The repentance of the U.S. Congress was an apology and $20,000 – in 1988 and even then it was an uphill battle. How many ethnic Japanese were even alive in 1988, 44 years after they were herded into camps and had their homes occupied and businesses destroyed? And it took over a decade of lobbying to even get an apology and this meagre compensation.
Those things happened in the past, we tell ourselves, certainly not today. Ah, but they do. Look at the issue of exonerated felons. In New Jersey. A person must make a claim within two years of release based on wrongful conviction. The State has actually set up a Conviction Review Unit headed up by a former family court judge and former prosecutor to review claims.
New Jersey has a compensation fund that enables those eligible to receive twice their annual income in the year prior to conviction or $50,000, whichever is greater, per year of incarceration. There are also non-monetary forms of assistance such as vocational training, housing assistance, and health insurance coverage.

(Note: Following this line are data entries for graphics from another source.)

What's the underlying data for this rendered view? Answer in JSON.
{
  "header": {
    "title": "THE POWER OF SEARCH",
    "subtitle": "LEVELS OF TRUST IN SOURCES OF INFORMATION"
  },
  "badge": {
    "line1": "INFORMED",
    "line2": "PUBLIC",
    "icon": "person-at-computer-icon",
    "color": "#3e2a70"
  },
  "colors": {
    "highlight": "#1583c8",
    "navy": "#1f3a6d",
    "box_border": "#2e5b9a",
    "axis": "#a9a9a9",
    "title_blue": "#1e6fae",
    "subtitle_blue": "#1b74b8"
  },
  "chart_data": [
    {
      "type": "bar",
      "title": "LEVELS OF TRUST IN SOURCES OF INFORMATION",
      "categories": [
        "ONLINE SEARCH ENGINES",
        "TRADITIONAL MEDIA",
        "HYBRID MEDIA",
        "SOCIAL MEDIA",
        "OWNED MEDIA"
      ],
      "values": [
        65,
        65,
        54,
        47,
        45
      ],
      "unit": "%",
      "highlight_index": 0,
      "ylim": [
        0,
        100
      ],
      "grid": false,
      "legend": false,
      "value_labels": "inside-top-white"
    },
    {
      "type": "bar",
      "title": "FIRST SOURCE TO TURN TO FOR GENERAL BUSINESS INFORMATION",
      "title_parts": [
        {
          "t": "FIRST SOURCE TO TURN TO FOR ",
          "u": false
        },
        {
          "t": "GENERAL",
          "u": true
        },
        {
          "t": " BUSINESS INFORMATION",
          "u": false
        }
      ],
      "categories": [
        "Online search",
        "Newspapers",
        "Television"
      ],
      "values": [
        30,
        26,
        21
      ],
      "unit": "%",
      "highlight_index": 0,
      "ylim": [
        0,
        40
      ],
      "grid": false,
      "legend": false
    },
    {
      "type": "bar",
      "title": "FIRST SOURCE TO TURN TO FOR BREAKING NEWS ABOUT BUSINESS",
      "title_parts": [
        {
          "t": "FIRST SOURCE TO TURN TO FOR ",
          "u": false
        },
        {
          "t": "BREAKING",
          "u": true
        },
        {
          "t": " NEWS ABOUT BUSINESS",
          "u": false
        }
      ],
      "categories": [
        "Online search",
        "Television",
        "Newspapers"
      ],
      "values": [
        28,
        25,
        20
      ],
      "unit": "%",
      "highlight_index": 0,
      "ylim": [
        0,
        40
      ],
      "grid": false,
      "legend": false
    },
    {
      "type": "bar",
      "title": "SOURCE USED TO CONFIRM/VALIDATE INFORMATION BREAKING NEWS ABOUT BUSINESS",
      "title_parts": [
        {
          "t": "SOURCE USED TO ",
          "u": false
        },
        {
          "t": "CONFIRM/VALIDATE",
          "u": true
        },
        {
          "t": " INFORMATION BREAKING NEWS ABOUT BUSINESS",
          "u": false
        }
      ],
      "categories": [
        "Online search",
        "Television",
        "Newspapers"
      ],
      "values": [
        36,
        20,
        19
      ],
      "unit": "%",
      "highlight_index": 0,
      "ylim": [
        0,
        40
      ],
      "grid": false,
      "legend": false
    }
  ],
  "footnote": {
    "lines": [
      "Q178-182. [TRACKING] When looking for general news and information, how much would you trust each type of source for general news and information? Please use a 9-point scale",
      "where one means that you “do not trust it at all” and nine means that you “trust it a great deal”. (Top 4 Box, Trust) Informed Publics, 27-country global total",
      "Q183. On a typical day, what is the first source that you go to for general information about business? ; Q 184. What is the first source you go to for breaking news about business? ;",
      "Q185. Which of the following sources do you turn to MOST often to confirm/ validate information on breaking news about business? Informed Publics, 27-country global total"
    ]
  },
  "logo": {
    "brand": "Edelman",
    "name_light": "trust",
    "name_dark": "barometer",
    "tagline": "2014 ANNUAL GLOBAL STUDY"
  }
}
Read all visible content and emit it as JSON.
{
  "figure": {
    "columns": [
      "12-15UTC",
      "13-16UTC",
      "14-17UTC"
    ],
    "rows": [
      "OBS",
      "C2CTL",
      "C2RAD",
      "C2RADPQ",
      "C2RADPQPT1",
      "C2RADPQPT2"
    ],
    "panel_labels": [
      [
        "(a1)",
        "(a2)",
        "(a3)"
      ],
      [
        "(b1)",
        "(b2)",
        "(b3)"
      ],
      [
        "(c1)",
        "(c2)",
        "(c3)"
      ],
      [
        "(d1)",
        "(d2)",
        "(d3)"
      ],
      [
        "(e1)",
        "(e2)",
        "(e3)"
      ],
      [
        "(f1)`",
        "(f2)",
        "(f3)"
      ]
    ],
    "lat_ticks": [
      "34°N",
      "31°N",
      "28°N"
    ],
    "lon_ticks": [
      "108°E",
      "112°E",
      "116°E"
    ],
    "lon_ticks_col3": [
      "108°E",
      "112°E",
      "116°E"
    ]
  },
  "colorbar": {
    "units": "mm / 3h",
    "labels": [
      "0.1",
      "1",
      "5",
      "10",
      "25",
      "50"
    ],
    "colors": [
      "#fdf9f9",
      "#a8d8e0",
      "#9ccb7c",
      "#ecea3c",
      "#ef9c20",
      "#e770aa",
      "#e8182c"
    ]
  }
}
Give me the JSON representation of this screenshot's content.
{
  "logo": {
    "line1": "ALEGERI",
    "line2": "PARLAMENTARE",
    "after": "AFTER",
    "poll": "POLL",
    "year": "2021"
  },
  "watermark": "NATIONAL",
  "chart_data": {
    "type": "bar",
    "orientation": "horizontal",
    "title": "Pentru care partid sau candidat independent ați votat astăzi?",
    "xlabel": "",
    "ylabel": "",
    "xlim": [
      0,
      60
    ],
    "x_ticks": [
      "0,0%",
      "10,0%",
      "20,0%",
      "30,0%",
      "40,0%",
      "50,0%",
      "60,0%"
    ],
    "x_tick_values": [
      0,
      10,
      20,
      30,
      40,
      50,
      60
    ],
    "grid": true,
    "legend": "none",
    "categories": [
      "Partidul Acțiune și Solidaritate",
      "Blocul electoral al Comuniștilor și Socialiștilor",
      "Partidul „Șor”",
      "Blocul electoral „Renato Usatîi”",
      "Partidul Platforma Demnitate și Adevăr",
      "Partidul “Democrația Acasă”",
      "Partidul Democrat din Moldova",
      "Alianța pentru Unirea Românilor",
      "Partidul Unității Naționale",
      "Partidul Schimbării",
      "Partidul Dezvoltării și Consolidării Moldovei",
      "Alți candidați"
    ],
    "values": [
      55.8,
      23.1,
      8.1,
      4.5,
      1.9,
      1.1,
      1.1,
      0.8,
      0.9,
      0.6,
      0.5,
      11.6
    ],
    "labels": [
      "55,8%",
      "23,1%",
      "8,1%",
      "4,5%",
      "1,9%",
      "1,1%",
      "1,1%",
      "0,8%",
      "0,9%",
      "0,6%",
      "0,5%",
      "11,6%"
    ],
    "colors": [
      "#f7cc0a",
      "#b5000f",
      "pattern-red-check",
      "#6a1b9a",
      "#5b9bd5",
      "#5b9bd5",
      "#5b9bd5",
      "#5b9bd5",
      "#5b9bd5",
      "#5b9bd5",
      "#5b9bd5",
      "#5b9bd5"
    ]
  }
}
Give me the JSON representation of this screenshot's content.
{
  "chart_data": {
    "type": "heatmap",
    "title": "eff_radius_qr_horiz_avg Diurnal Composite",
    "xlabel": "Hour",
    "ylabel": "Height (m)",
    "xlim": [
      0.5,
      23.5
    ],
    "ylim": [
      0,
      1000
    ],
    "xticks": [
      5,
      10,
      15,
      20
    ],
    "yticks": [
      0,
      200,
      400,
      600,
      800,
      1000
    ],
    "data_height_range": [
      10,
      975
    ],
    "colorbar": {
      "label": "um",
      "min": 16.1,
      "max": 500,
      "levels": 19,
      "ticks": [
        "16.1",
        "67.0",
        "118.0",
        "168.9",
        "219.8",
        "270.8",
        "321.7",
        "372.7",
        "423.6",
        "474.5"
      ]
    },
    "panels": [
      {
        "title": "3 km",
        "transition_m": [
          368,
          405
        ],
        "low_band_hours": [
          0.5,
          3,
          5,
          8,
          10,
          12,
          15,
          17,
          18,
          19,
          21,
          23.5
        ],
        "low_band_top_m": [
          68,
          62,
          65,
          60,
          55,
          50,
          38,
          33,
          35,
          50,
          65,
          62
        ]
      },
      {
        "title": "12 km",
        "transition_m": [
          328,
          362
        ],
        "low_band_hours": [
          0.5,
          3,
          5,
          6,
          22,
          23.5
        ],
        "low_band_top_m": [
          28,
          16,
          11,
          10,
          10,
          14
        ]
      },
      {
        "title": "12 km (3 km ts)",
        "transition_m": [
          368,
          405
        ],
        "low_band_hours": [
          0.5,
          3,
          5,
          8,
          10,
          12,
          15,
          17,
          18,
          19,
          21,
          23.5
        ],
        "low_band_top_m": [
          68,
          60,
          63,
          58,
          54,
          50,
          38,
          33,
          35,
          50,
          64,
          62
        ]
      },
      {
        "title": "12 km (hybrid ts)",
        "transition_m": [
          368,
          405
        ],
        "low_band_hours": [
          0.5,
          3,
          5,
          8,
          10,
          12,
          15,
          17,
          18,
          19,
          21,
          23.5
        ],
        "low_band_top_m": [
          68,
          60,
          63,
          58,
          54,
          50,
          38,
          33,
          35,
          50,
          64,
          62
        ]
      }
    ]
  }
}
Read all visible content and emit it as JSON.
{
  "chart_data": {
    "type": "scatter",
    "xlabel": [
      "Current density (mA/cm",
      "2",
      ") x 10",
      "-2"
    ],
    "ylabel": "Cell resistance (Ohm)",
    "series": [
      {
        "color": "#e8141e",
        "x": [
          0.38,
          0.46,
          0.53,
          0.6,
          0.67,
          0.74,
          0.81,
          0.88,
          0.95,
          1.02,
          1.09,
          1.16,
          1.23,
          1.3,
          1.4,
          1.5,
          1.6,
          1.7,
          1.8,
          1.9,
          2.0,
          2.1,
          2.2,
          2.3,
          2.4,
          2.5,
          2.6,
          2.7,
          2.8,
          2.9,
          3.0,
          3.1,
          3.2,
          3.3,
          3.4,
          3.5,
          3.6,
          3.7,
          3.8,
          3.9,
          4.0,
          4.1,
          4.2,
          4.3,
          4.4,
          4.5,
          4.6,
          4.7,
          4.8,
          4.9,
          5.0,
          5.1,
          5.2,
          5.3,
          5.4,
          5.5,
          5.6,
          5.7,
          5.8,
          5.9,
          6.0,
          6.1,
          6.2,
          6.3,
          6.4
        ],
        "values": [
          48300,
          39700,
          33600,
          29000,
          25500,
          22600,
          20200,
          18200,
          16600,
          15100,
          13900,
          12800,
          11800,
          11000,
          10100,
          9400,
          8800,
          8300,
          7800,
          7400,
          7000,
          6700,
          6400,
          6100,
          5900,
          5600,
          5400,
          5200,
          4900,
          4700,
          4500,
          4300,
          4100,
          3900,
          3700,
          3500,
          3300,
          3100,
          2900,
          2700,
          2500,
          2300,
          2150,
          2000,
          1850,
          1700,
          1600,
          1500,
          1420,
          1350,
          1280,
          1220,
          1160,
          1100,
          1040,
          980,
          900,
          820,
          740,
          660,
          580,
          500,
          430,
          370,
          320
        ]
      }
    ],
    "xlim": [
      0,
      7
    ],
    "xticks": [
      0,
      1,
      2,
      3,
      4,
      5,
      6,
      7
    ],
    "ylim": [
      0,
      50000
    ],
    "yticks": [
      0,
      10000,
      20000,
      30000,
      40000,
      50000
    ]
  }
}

Sounds generous, right? But how do you compensate a person for eight, ten, or even twenty years of a life? And, in many cases, unable to admit an error, the local prosecutors want to have the exoneree retried. When you’ve put away someone for years, how can you admit that you were possibly wrong?
Even in our own personal relationships there are times when repentance is not enough. Sometimes it’s a word or what’s perceived as a slight; it could be infidelity in a relationship. Broken relationships do not heal easily, if at all, no matter how sorry or repentant we are.
There is a real difference between regret and repentance. Regret is a feeling, personal, and as one author wrote, may have little to do with how we behave in the future. Repentance, however, results in action, usually to try to rectify whatever offense has occurred. We do so because we believe it is the right thing to do.
The writers in the early church called church fathers and church mothers wrote a good deal about the need for repentance. This was partly because they saw sin in a different way. People did not just have faults or failings according to these writers; they had sinful natures. Most theologians and religious writers do not use that kind of language today.
In fact, for the most part, we really avoid using the word sin. It sounds so negative. But we don’t repent of faults; we repent of sins. Many of us have seen the list of Gandhi’s seven social sins published in 1925. They are worth repeating.
First is politics without principles; we certainly see that today. Then there is wealth without work; the stock market might be a good example. He included pleasure without conscience and knowledge without character.
Commerce without morality would be all those cute little faux bunnies in the stores made with slave labor in China, and we have witnessed the results of science without humanity. The last one, worship without sacrifice seems more individual than social, but worship is more than what we do on Sunday mornings.
Worship, true worship, includes repentance for the other six sins that encompass our lives every day. It’s more than just prostrating ourselves in sackcloth and ashes. It is a commitment to change our ways and to work for a new kind of society where people can really live in peace without fear.
Let us pray: We come to you this morning, loving Creator, realizing that often we have wronged you and your creation. We pray for not just guidance but commitment and resolve to show more than remorse and continue your work of creation in the world. In the name of him who shows us the way, even Christ Jesus our Lord, Amen.